The Department of Labor declined Wednesday to challenge a court ruling that struck down the fiduciary rule enacted by the Obama administration.
On March 15, the 5th U.S. Circuit Court of Appeals in New Orleans vacated the entire rule in a 2-1 decision, saying that it represented regulatory overreach. The court gave the DOL several deadlines to appeal the decision, including a June 13 cutoff for the final option of asking the U.S. Supreme Court to review the case.
The final legal step is for the 5th Circuit to issue a mandate making the March 15 decision effective.
Attention now shifts to the Securities and Exchange Commission, which on April 18 voted 4-1 to propose a package of rules and interpretations "designed to enhance the quality and transparency of investors' relationships with investment advisers and broker-dealers." The proposed "best interest" rule has three parts and is focused on retail investors.

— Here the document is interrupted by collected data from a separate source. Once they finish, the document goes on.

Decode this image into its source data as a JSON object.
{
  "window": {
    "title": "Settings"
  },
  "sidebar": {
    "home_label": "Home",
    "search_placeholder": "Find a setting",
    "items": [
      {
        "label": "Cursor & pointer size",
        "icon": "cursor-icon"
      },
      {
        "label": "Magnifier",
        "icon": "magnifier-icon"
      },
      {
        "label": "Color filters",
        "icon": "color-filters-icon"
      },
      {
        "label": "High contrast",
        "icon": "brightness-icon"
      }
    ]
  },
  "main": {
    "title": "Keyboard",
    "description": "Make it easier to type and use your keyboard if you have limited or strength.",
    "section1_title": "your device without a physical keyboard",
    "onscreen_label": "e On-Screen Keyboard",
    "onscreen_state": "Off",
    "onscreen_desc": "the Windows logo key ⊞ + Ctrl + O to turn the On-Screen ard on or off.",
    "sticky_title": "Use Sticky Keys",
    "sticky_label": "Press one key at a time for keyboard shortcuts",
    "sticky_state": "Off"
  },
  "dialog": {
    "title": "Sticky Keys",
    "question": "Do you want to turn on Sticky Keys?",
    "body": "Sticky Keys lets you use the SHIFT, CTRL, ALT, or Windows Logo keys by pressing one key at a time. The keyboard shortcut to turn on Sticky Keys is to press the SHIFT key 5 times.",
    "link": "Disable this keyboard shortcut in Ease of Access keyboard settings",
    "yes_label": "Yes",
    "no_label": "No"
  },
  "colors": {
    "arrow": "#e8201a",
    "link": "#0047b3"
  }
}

Several ranking members of Senate and House committees overseeing the SEC and the Department of Labor said now that the SEC is taking "this long-awaited action" that was authorized by the Dodd-Frank Act of 2010, "we must ensure the final rule provides the necessary protections so that workers and families are not ripped off when investing their hard-earned savings.
"We urge the chairman and commissioners to issue a final rule that matches the Department of Labor rule's protections, and requires financial advisers to put the interests of savers and retirees first — not their own," the congressional members said in a statement after the SEC vote.